歌舞伎町の事情に詳しい夕刊紙記者は話す。

「今、週末の夜ともなれば、あの付近は”立ちんぼ”のメッカとして異様な熱気に包まれています。だいたい相場は、1万5000円から2万円くらいで、女性が売春しています。昨年、ツイッターで、この付近の様子を『大久保”交縁(こうえん)”』と表記して、情報発信した人が現われ、ネット上で『今日は○○がいる』などと情報交換がされるようになりました。コロナの収束が見えてきた年明け頃から、さらにその数はさらに増え、今年2月にテレビ番組の『サンデージャポン』(TBS系)が、こうした”交縁女子”の特集を放送したことから、その存在が広く知られるようになりました」

病院前に立つ女性に次々と声がかかる(弁護士JP編集部)

店のツケの支払いをさせるため

しかし”交縁女子”は、かつてのように、暴力団による管理された立ちんぼではなく、そのほとんどはホストにハマった素人の女性たちだという。水商売や風俗で働けない18歳未満の未成年も多く、手っ取り早くここで売春させられているようだ。

それを象徴するような事件が今年4月に起きている。

警視庁保安課は4月27日までに、新宿区歌舞伎町のホストクラブに在籍していたホストA(25)を、売春防止法違反の「教唆」の容疑で逮捕。Aは、女性客のBさん(23)を、そそのかし、店のツケの支払いをさせるために「立ちんぼ」をさせていた疑い。Bさんは、Aに会いたいがために客を取っていた。売春をそそのかす「教唆」で逮捕者が出たのは、実に60年ぶりのことだと言う。

背景には、スマホなどの通信機器やSNSの発達で、見張りをつけなくても、安易に「管理売春」ができるようになったこともあるようだ。

「立ちんぼ」は明確な違法行為

風営法など、”夜の街”の事情に詳しい、若林翔弁護士はこう話す。

「”立ちんぼ”という形態は、売春相手の勧誘、客待ちにあたります。これは売春防止法第5条の1、3項にあたる可能性があり、違反すれば『6カ月以下の懲役、または1万円以下の罰金』が課せられます。ポイントとしては、『公衆の目にふれる方法』で客待ちや勧誘などを行うということ。したがって、大久保公園周辺で売春の客待ちや勧誘をしている”立ちんぼ”は明白な違法行為となります。あまり報道はされていないようですが、あのあたりは、定期的に警察による摘発は入っています。SNSでカジュアルに喧伝されているようですが、女性が売春を目的に街頭に立つ行為は、リスキーというより違法行為そのものなのです」

“交縁女子”などと言っても、やっていることは明確な違法行為。マッチングアプリなどで、”パパ活”(という名の売春行為)などを行なっているケースとは法的には別の扱いとなる。

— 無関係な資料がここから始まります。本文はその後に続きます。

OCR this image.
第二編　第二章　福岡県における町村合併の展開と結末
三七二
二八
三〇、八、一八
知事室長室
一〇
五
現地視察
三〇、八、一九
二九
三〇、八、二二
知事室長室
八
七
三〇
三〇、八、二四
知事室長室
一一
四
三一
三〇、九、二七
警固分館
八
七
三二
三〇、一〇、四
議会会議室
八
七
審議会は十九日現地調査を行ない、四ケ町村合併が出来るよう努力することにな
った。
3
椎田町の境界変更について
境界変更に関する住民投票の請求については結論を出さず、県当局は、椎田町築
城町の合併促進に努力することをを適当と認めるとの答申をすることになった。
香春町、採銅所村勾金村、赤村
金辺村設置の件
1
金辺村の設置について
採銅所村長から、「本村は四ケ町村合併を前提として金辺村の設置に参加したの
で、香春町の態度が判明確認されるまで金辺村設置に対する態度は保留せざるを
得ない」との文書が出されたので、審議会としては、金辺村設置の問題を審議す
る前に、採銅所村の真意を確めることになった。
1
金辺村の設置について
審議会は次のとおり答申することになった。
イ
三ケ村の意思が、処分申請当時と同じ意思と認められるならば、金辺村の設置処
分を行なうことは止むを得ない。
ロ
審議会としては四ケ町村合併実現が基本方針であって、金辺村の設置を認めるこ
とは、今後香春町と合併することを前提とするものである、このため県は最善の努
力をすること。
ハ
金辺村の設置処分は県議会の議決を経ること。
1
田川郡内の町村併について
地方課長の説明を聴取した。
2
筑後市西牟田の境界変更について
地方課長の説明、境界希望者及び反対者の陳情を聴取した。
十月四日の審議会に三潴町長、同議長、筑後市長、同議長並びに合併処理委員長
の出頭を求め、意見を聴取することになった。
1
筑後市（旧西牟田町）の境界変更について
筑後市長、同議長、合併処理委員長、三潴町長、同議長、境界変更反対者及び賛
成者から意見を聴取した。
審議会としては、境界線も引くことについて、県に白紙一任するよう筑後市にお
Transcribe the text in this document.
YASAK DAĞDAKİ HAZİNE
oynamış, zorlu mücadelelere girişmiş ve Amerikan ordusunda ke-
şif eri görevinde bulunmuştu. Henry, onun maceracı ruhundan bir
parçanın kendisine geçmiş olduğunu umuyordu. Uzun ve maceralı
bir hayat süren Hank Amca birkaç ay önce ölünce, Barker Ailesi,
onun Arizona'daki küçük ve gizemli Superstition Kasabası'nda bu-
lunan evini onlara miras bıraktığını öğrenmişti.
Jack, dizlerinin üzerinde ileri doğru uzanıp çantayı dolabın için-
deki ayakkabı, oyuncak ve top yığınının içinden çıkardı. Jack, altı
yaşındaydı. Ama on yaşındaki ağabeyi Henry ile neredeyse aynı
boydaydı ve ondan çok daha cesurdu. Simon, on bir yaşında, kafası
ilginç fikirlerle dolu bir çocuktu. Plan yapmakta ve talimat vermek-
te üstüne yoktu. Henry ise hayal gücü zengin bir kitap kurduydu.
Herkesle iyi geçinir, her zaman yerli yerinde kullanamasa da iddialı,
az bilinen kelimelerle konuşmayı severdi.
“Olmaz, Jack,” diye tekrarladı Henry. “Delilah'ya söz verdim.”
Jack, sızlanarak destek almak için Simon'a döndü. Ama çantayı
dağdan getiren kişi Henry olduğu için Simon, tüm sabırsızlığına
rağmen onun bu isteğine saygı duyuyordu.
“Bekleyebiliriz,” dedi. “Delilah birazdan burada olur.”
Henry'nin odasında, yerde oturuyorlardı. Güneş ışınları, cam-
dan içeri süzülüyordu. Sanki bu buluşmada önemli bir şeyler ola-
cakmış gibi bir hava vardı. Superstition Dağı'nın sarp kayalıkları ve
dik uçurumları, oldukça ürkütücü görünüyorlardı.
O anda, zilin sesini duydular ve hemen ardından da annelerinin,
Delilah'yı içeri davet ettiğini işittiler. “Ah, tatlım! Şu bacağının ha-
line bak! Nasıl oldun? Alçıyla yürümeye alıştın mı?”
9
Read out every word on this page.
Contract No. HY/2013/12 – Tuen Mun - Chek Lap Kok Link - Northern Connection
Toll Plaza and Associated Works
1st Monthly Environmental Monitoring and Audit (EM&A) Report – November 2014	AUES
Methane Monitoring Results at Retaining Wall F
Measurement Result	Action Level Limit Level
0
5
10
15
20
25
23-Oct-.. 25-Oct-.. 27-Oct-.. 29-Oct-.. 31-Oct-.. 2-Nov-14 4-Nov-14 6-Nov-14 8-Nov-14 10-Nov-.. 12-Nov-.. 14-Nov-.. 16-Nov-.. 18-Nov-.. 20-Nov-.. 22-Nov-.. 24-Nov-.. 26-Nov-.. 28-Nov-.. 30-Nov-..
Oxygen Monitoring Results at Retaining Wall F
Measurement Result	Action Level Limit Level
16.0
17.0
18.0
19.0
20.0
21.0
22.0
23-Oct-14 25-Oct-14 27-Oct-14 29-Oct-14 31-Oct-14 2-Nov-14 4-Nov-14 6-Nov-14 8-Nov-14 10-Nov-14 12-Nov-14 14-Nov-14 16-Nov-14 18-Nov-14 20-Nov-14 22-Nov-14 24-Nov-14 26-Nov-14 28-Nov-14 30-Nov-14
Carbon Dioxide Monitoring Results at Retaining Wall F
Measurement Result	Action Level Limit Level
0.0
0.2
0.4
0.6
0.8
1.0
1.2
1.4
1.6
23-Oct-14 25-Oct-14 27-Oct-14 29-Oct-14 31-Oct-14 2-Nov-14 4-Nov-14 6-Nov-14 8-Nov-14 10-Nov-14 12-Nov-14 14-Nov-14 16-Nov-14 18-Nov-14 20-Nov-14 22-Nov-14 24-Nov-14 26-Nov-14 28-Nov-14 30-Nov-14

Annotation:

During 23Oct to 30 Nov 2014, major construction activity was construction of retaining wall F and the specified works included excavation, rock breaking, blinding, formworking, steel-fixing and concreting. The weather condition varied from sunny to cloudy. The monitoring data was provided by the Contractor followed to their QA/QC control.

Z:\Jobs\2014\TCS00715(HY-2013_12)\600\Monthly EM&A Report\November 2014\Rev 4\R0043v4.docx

「”パパ活”は、罰則がある違法な行為ではありません。先ほどの売春防止法5条に即していえば、『公衆の目に触れる』ことがなければ、1対1の交渉は、たとえ金銭が発生していても、罪に問われることはありません。ただし、『公衆の目に触れる』掲示板版などで相手を募集したりする行為は違法ですし、いわゆる『援デリ』など出会い系サイトで売春をあっせんする行為なども当然違法となります」

ちなみに、こうした売春行為において、立ちんぼを買ったり、パパ活女子とコンタクトを取ったりする「買春側」には処罰はないという。

「売春防止法では売春、買春、双方について処罰の対象にはありません。したがって両者合意の上で、成人女性との間で買春行為を行ったとしても、それだけで刑事罰を受けることはまずありません」(若林弁護士)

ただし、両者の話の行き違いなどで、女性に対し無理矢理に性的な行為を行いトラブルに発展した場合などは、女性が捜査機関に被害届(性被害)を提出するというような異なった方向で刑事事件に発展するケースなどはあり得るという。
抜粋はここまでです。